Il blog del mistero
AB - In Tu sei il male ci sono diverse tipologie di criminale: il delinquente incallito, lo psicopatico, l'occasionale... RC - In realtà sono diverse tipologie di colpa: nessuno di questi è totalmente cattivo o totalmente buono. Lo stesso Balistreri è uno che, partito come una specie di eroe invincibile, a un certo punto ha dovuto piegarsi all'idea di scontare le colpe per gli errori che ha commesso.
Roberto Costantini
Tu sei il male
Marsilio
Pagine 670
Prezzo 22,00 euro
È l'esordio dell'autunno: Tu sei il male di Roberto Costantini - in libreria dal 7 settembre - rappresenta uno di quei rari momenti fortunati dell'editoria italiana, quello del manoscritto del perfetto sconosciuto che si trova per caso sul tavolo giusto al momento giusto. L'autore esordisce in tarda età dopo un percorso professionale e di vita tutto diverso dall'esordio dello scrittore "classico", e a giudicare dal risultato potremmo dire che è un bene che sia andata così. Se è vero che per scrivere bisogna prima aver vissuto, Costantini ha vissuto davvero molto prima di decidersi a buttar giù il suo primo romanzo.
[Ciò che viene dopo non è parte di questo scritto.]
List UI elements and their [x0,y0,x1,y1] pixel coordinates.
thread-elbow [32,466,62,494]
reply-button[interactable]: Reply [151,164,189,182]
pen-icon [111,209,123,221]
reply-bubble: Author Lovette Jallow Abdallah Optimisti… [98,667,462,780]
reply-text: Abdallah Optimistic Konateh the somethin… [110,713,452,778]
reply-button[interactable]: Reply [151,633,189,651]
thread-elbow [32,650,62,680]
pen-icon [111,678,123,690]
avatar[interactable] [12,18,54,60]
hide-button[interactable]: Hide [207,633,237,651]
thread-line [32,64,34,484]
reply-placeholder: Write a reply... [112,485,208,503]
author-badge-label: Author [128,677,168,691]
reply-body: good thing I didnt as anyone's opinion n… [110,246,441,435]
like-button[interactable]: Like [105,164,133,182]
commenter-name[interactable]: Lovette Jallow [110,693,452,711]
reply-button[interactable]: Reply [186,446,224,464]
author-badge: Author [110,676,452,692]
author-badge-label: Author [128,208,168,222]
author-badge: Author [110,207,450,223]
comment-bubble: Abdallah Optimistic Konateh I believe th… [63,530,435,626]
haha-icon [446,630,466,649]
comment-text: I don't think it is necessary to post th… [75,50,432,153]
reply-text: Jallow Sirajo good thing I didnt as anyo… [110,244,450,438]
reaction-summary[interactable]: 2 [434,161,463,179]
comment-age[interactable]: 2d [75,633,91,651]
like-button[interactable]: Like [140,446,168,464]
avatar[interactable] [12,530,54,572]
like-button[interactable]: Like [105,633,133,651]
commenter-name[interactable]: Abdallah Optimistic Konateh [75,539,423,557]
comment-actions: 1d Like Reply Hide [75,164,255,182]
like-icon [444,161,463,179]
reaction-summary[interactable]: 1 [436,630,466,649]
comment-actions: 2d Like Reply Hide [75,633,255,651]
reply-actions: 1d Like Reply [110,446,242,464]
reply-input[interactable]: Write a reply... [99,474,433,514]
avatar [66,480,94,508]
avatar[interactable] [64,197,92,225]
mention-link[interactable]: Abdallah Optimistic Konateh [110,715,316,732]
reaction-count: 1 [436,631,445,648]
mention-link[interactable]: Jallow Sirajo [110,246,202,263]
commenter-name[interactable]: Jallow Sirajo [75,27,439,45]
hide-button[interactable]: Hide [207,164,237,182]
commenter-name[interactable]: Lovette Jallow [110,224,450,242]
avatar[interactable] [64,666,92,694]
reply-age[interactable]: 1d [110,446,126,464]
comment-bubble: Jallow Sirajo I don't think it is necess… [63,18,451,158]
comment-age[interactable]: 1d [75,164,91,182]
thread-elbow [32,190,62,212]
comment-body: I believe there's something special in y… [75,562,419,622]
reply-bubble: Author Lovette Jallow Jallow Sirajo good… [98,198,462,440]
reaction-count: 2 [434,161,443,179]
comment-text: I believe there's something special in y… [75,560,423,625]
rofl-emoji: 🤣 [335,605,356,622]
AB - La prima domanda è d'obbligo: esordiente a sessant'anni!
RC - Non ancora sessanta, precisiamo: saranno 59 a settembre, sono nato nel 1952. Questa cosa dei sessant'anni l'ha detta Giancarlo De Cataldo sul Sole24Ore: quando gli hanno chiesto di menzionare dei gialli su Roma lui ne ha indicati alcuni tra cui il mio, definendomi "un esordiente sessantenne". L'ho ringraziato ma ho specificato che non sono ancora sessanta. Devo dire che l'approssimarsi dei sessanta anni mi fa un po' impressione, a differenza degli altri passaggi di decade che l'hanno preceduto.
Quanto all'esordire, l'esordio è limitato al genere perché ho scritto altri libri, ma di saggistica. Sono ingegnere ma ho sempre fatto il consulente d'azienda e ho pubblicato diversi manuali sulla negoziazione.
AB - Pur sempre esordiente nel genere, però.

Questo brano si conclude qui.